En büyük eksiğimiz olan sanayi ve üretim altyapısında da gözle görülür sevindirici gelişmeler yaşanıyor. Gün geçtikçe daha da büyüyen Organize Sanayi ve yapımı süren Tekstil Kent ile Türkiye de bir ilk olan Organize Hayvancılık Projesi, gerçekten umut vadediyor. Zaman zaman basına da yansıyan, Gevaş ilçemizde yürütülen sebze ağırlıklı tarımsal faaliyetlerde, ilin uyuyan tarım potansiyelini, gelecekte bence hayal edilemeyecek boyutlara taşıyacak. Bunu hep birlikte göreceğiz…
Ayrı bir parantezde Karayolları 11. Bölge Müdürlüğüne açmak gerekir diye düşünüyorum. Yapımı süren çevre yolu, alt geçitler, köprülü kavşaklar, üst geçitler ve yeni duble yollarla tam anlamıyla bir devrim gerçekleştirmişler. Geçit vermeyen Kusgunkıran bile, tünelle sadece 3 dakikaya inmiş. Emeği geçenlere hakkını teslim etmeli.

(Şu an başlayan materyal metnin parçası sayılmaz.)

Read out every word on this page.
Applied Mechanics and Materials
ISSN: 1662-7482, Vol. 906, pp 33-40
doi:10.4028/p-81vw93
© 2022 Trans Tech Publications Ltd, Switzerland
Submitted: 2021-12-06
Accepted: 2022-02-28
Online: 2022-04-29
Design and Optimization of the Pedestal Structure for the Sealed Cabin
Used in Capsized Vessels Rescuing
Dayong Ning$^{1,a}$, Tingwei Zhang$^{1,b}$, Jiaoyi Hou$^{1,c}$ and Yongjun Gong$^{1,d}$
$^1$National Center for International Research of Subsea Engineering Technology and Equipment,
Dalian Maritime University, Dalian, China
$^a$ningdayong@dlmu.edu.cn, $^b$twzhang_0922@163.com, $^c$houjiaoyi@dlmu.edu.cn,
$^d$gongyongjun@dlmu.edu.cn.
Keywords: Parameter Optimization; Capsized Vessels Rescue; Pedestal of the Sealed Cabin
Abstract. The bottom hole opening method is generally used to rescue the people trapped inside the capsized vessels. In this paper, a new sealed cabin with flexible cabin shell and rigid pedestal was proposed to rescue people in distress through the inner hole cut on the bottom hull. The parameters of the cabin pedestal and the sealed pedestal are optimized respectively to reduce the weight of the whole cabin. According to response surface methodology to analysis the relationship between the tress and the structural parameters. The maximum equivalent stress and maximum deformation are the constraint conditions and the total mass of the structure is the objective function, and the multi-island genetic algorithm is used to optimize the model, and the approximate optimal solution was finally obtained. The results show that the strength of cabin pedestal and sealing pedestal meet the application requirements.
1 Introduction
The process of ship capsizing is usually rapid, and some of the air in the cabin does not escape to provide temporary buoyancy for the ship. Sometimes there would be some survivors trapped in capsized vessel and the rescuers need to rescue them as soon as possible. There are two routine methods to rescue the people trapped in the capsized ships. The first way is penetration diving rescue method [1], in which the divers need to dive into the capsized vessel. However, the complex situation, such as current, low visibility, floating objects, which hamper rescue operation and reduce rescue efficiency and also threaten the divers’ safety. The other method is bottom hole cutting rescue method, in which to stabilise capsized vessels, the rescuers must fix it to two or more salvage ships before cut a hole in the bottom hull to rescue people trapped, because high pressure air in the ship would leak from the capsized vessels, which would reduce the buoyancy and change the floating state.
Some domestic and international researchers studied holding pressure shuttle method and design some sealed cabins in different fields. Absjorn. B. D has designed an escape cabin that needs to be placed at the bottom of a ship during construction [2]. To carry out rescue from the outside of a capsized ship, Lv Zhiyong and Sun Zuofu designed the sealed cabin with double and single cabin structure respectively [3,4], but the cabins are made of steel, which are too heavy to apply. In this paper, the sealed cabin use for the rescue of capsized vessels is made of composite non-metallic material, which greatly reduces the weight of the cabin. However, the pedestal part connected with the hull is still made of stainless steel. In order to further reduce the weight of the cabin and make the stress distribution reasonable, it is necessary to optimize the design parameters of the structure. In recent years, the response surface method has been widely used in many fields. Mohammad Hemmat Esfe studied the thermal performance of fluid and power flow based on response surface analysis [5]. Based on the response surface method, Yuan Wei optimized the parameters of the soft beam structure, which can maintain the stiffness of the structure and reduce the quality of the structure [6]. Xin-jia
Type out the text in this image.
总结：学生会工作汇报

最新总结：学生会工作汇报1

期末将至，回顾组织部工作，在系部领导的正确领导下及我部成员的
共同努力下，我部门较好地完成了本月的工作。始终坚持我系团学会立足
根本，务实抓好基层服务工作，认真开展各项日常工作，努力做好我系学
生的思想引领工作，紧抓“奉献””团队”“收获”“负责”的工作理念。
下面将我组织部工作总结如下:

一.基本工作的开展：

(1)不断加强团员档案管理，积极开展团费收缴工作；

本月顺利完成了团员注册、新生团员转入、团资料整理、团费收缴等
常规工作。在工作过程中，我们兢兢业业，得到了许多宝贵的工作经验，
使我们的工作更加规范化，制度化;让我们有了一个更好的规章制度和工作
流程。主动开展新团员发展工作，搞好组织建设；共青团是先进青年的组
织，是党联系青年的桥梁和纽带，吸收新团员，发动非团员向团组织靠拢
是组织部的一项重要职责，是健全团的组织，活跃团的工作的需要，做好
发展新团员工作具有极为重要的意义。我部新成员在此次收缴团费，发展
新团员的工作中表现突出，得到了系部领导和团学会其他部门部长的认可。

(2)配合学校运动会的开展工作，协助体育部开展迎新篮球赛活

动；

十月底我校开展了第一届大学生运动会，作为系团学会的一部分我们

Elbette değişmeyen şeylerde vardı Van’da. Mesela Erciş yolundan şehre girişte biriketçilerin işgal ettiği sahil ve otogar kavşağında birbiriyle yarışan inşaat, nalburiye bayileri. Bunların bir arada bulunacağı bir sanayi sitesine ihtiyaç var. Değişmeyen yerlerden biri de Cumhuriyet Caddesi ve sağlı sollu uzayan ara sokakları. Ne değişmiş, ne de gelişmiş. Birde Kazım Karabekir Caddesinde halen kaldırılmayı bekleyen demir, paslı elektrik direkleri…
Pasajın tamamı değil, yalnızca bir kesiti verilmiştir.